Suite à leur incarcération, plusieurs avocats parisiens se sont mobilisés.

Les avocats Ramazan Demir et Ayse Acinikli le soir de leur libération à Istanbul, le 7 septembre 2016
Les avocats Ramazan Demir et Ayse Acinikli le soir de leur libération à Istanbul, le 7 septembre 2016 © DR

Ce sont deux jeunes avocats qui ont à peine 30 ans. Elle, Ayse Acinikli, et lui, Ramazan Demir, ont été emprisonnés pour avoir simplement fait leur travail comme l'explique Jacques Bouyssou, avocat au barreau de Paris et membre du Conseil de l'ordre, qui a été mandaté avec trois autres confrères parisiens (Martin Pradel, Jennifer Halter et Rusen Aytac) pour accompagner les avocats turcs :

Ce qui leur est reproché, c'est, pour lui, d'avoir 'dénigré la Turquie' car il avait saisi à de nombreuses reprises la Cour Européenne des Droits de l'Homme.
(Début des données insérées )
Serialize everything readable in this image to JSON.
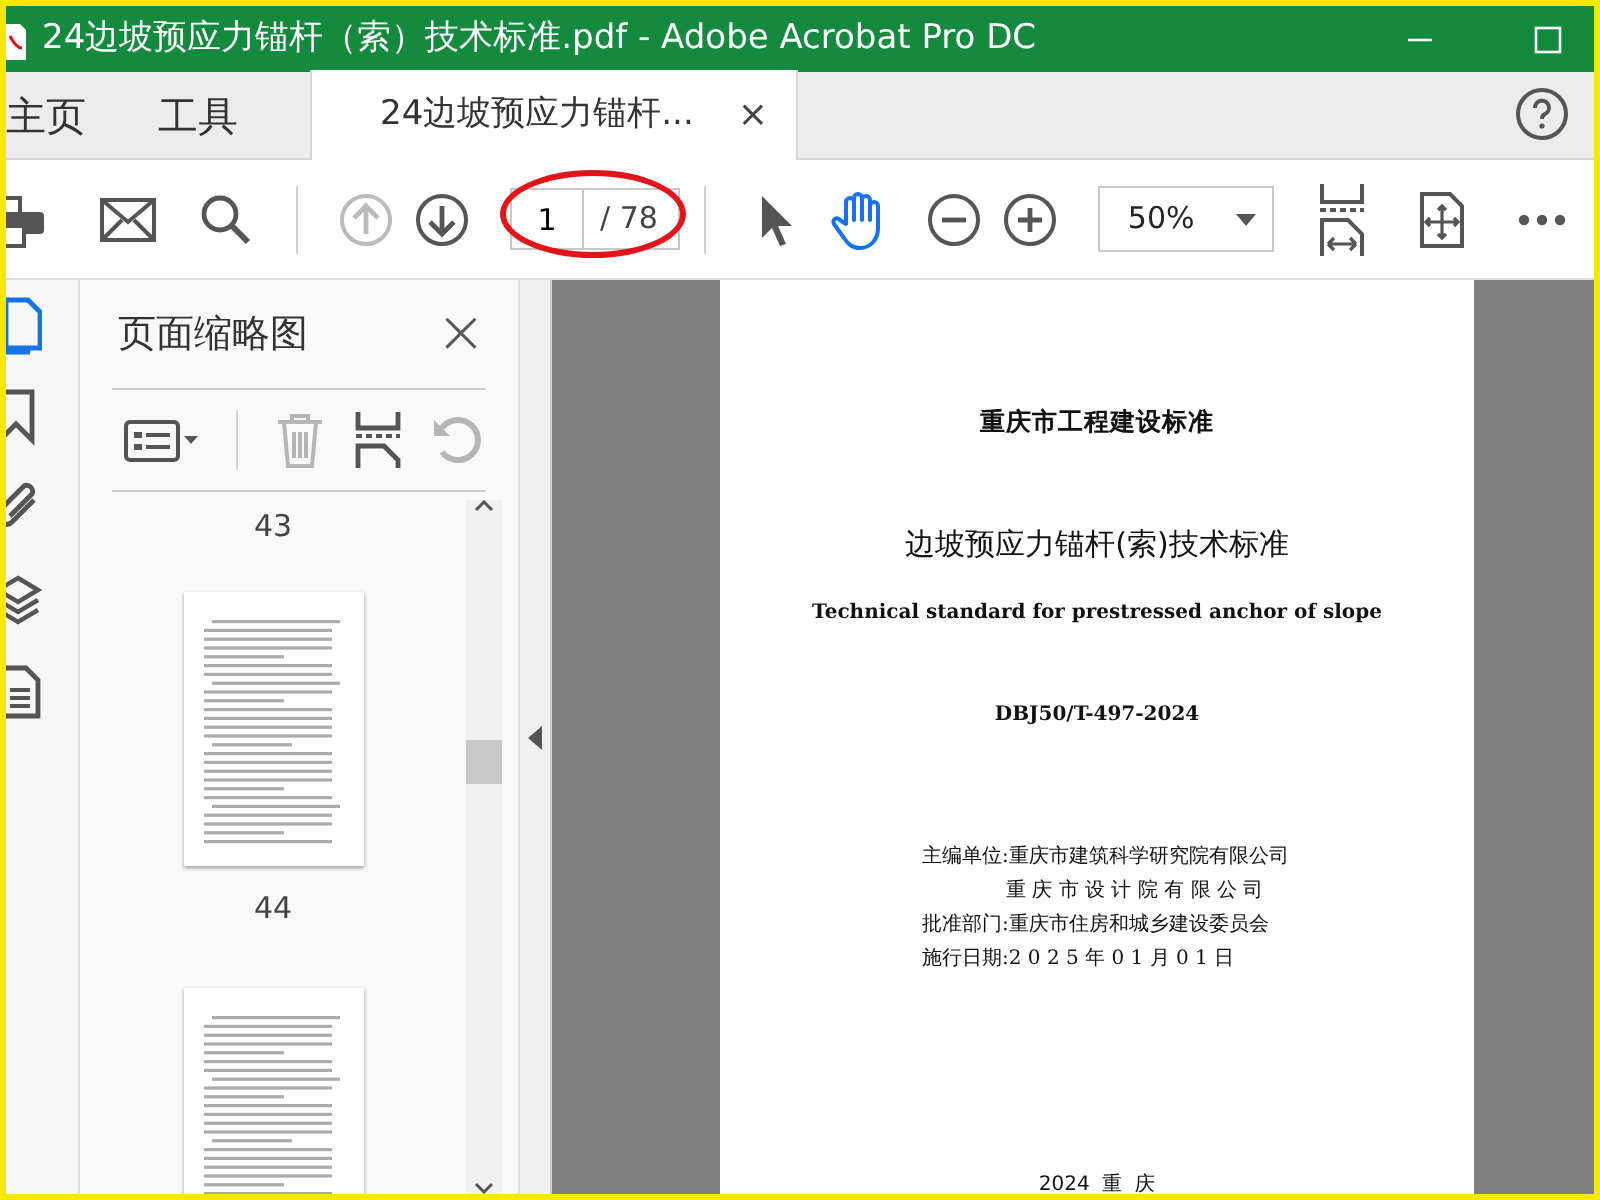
{
  "window": {
    "title": "24边坡预应力锚杆（索）技术标准.pdf - Adobe Acrobat Pro DC"
  },
  "tabs": [
    {
      "label": "主页",
      "selected": false
    },
    {
      "label": "工具",
      "selected": false
    },
    {
      "label": "24边坡预应力锚杆...",
      "selected": true,
      "close": "×"
    }
  ],
  "toolbar": {
    "page_nav": [
      {
        "kind": "up",
        "disabled": true
      },
      {
        "kind": "down",
        "disabled": false
      }
    ],
    "page_number": "1",
    "page_count": "/ 78",
    "tools": [
      {
        "kind": "select",
        "selected": false
      },
      {
        "kind": "hand",
        "selected": true
      }
    ],
    "zoom": "50%"
  },
  "rail": [
    {
      "kind": "pages",
      "selected": true
    },
    {
      "kind": "bookmarks",
      "selected": false
    },
    {
      "kind": "attachments",
      "selected": false
    },
    {
      "kind": "layers",
      "selected": false
    },
    {
      "kind": "content",
      "selected": false
    }
  ],
  "sidebar": {
    "title": "页面缩略图",
    "close": "×",
    "tools": [
      {
        "kind": "options",
        "disabled": false
      },
      {
        "kind": "delete",
        "disabled": true
      },
      {
        "kind": "insert",
        "disabled": false
      },
      {
        "kind": "undo",
        "disabled": true
      }
    ],
    "thumbnails": [
      {
        "label": "43"
      },
      {
        "label": "44"
      }
    ]
  },
  "document": {
    "lines": [
      {
        "kind": "series",
        "text": "重庆市工程建设标准"
      },
      {
        "kind": "title",
        "text": "边坡预应力锚杆(索)技术标准"
      },
      {
        "kind": "english",
        "text": "Technical standard for prestressed anchor of slope"
      },
      {
        "kind": "code",
        "text": "DBJ50/T-497-2024"
      },
      {
        "kind": "info",
        "text": "主编单位:重庆市建筑科学研究院有限公司"
      },
      {
        "kind": "info-cont",
        "text": "重 庆 市 设 计 院 有 限 公 司"
      },
      {
        "kind": "info",
        "text": "批准部门:重庆市住房和城乡建设委员会"
      },
      {
        "kind": "info",
        "text": "施行日期:2 0 2 5 年 0 1 月 0 1 日"
      },
      {
        "kind": "footer",
        "text": "2024  重  庆"
      }
    ]
  }
}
Et, pour elle, d'avoir eu des conversations avec des clients en prison. Des clients qui se trouvent être des opposants au régime.

Le 16 mars dernier, ils sont 12 en tout à être arrêtés. Mais seuls Ramazan Demir et Ayse Acinikli resteront détenus. Leurs avocats ont rapidement demandé leur remise en liberté, mais lors de l'examen de ces requêtes, Jacques Bouyssou se souvient d'un climat délétère :

On était assez consternés de la manière d'instruire les débats et d'un certain nombre d'incidents qui ont émaillé l'audience comme la fermeture de la porte de la salle d'audience. Un procureur qui jette sa robe dans la salle de manière théâtrale. Je me souviens de la vice-bâtonnière de Paris qui était là et qui était effarée d'entendre un président dont elle se demandait si elle n'était pas en train d'aboyer. Ce n'est pas ce que l'on attend d'un Etat signataire de la convention européenne des Droits de l'Homme.
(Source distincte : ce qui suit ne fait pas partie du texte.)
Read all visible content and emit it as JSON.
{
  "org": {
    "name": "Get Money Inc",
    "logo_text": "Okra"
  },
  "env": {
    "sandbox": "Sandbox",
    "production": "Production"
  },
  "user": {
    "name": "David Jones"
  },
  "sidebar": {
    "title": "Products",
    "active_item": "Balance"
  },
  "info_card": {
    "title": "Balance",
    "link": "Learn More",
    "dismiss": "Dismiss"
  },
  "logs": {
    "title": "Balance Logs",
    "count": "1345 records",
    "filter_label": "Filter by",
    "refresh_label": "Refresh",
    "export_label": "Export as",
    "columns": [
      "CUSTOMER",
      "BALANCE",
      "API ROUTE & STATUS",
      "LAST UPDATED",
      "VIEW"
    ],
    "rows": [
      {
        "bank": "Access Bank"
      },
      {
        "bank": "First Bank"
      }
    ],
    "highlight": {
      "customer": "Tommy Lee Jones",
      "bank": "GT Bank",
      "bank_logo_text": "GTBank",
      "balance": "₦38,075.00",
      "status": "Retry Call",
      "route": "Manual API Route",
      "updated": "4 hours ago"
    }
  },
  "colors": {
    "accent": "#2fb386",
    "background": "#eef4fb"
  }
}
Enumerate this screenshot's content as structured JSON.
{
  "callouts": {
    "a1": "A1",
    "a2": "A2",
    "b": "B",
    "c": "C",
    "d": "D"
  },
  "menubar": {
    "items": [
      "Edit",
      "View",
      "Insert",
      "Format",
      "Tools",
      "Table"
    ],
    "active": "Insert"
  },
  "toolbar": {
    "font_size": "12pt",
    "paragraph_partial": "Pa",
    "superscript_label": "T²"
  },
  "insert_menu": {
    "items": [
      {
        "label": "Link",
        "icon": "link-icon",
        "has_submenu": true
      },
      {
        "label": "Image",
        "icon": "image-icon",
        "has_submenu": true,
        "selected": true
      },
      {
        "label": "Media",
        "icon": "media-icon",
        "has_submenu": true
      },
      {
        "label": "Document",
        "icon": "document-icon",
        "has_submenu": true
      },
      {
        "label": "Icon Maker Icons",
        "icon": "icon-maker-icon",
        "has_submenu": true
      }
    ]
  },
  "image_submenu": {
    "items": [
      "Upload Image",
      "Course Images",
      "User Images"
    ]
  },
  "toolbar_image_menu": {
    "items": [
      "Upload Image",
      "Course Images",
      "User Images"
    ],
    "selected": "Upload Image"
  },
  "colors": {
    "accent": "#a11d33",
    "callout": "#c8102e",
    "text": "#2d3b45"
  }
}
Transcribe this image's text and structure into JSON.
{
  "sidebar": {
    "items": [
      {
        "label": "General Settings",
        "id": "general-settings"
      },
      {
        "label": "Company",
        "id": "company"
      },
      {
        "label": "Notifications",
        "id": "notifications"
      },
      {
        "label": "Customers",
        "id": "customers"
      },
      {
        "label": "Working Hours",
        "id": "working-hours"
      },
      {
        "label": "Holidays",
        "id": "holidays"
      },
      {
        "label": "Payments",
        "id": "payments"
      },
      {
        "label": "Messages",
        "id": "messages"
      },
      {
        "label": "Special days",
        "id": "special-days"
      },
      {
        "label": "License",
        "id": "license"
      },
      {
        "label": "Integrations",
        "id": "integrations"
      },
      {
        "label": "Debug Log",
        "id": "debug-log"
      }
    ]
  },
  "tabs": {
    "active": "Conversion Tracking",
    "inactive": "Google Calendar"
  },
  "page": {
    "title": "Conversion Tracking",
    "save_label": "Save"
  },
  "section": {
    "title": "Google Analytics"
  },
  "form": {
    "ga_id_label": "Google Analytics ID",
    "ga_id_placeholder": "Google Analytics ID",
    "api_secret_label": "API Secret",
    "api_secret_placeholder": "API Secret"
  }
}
Malgré ces difficultés, les avocats parisiens se démènent. Ils saisissent le rapporteur spécial de l'ONU pour l'indépendance des juges et des avocats.
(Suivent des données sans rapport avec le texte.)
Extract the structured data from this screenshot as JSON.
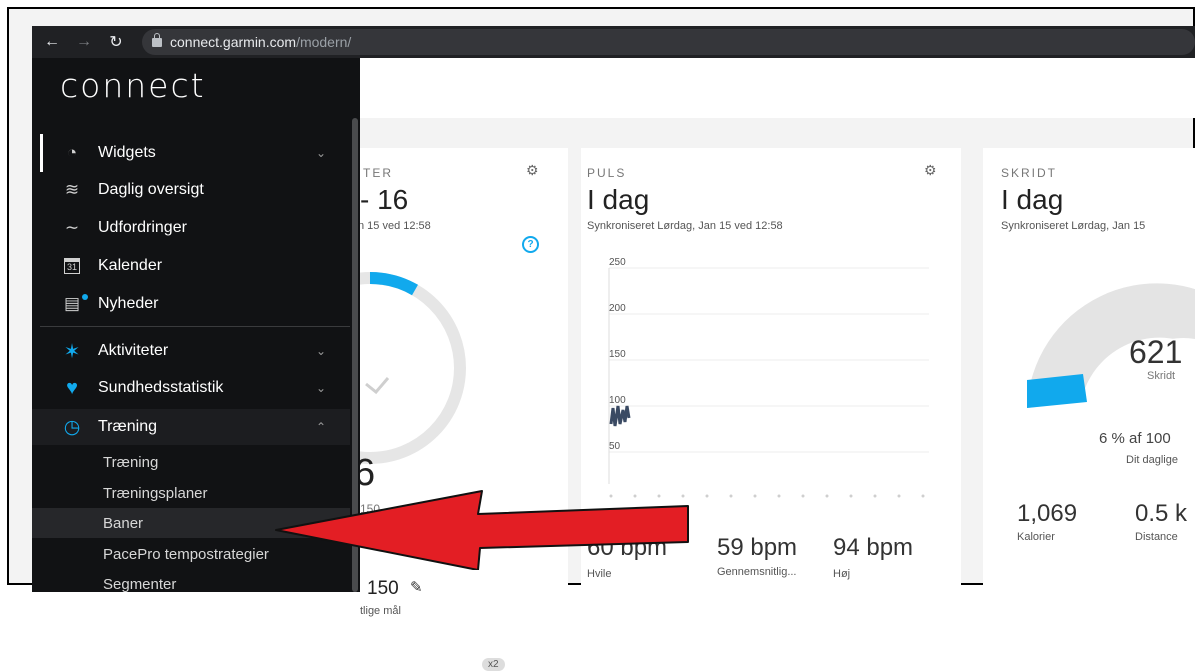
{
  "browser": {
    "url_host": "connect.garmin.com",
    "url_path": "/modern/"
  },
  "app": {
    "logo": "connect"
  },
  "sidebar": {
    "items": [
      {
        "label": "Widgets"
      },
      {
        "label": "Daglig oversigt"
      },
      {
        "label": "Udfordringer"
      },
      {
        "label": "Kalender",
        "icon_text": "31"
      },
      {
        "label": "Nyheder"
      },
      {
        "label": "Aktiviteter"
      },
      {
        "label": "Sundhedsstatistik"
      },
      {
        "label": "Træning"
      }
    ],
    "sub_items": [
      {
        "label": "Træning"
      },
      {
        "label": "Træningsplaner"
      },
      {
        "label": "Baner"
      },
      {
        "label": "PacePro tempostrategier"
      },
      {
        "label": "Segmenter"
      }
    ]
  },
  "cards": {
    "first": {
      "label": "TER",
      "title": "- 16",
      "sync": "n 15 ved 12:58",
      "big_value": "6",
      "small_value": "150",
      "goal_value": "150",
      "goal_label": "tlige mål",
      "badge": "x2",
      "progress": 0.06
    },
    "puls": {
      "label": "PULS",
      "title": "I dag",
      "sync": "Synkroniseret Lørdag, Jan 15 ved 12:58",
      "yticks": [
        "250",
        "200",
        "150",
        "100",
        "50"
      ],
      "stats": [
        {
          "value": "60 bpm",
          "label": "Hvile"
        },
        {
          "value": "59 bpm",
          "label": "Gennemsnitlig..."
        },
        {
          "value": "94 bpm",
          "label": "Høj"
        }
      ]
    },
    "skridt": {
      "label": "SKRIDT",
      "title": "I dag",
      "sync": "Synkroniseret Lørdag, Jan 15",
      "steps": "621",
      "steps_label": "Skridt",
      "percent_text": "6 % af 100",
      "goal_text": "Dit daglige",
      "stats": [
        {
          "value": "1,069",
          "label": "Kalorier"
        },
        {
          "value": "0.5 k",
          "label": "Distance"
        }
      ],
      "progress": 0.06
    }
  },
  "colors": {
    "accent": "#11a9ed",
    "sidebar_bg": "#111214",
    "arrow": "#e31e24"
  }
}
Et puis, à l'initiative de l'avocate Jennifer Halter, une campagne est lancée sur les réseaux invitant à écrire des cartes postales aux deux avocats emprisonnés. Des milliers de courriers vont ainsi déferler du monde entier.

Sur la présence d'avocats parisiens à Istanbul, il faut rappeler que le barreau de Paris a toujours eu un rayonnement international sur les questions de défense des avocats. Mais plus spécifiquement, il y a depuis 30 ans un lien particulier entre le barreau de Paris et les avocats turcs, comme le raconte Jacques Bouyssou :

Dans les années 80, quand la Turquie était sous la dictature des militaires, ces derniers ont arrêté le bâtonnier d'Istanbul, qui, comprenant qu'il n'avait plus aucun secours dans la société turque, s'est écrié : 'appelez le bâtonnier de Paris'. Le bâtonnier de Paris a répondu et est allé le défendre. Et depuis, il y a une tradition forte d'amitié entre Paris et Istanbul.

Aujourd'hui encore, être avocat en Turquie n'est pas sans danger, notamment quand il est question du sujet kurde. C'est même pire depuis la purge qui a suivi la tentative de coup d'Etat de juillet. L'avocat Martin Pradel rappelle que les poursuites contre les avocats sont nombreuses :

Il y a plusieurs centaines d'avocats qui sont poursuivis. Souvent, on leur reproche une relation de complicité avec leurs clients. Le fait de conseiller juridiquement une personne accusée de terrorisme, très souvent selon les autorités turques, est considéré comme un acte de complicité de terrorisme. La justice est instrumentalisée pour neutraliser des opposants.

D'ailleurs, la libération des deux avocats cette semaine ne met pas un terme aux poursuites :

Ramazan Demir, Ayse Acinikli et les 12 autres avocats continuent d'être poursuivis. Le risque pénal pour eux est très lourd puisqu'on est en matière de lutte antiterroriste, et la Cour est une Cour criminelle. Théoriquement ils risquent la réclusion criminelle à perpétuité. Donc pour nous, le combat continue.

Une nouvelle audience est prévue le 22 novembre, mais cette fois, les deux avocats turcs comparaitront libres.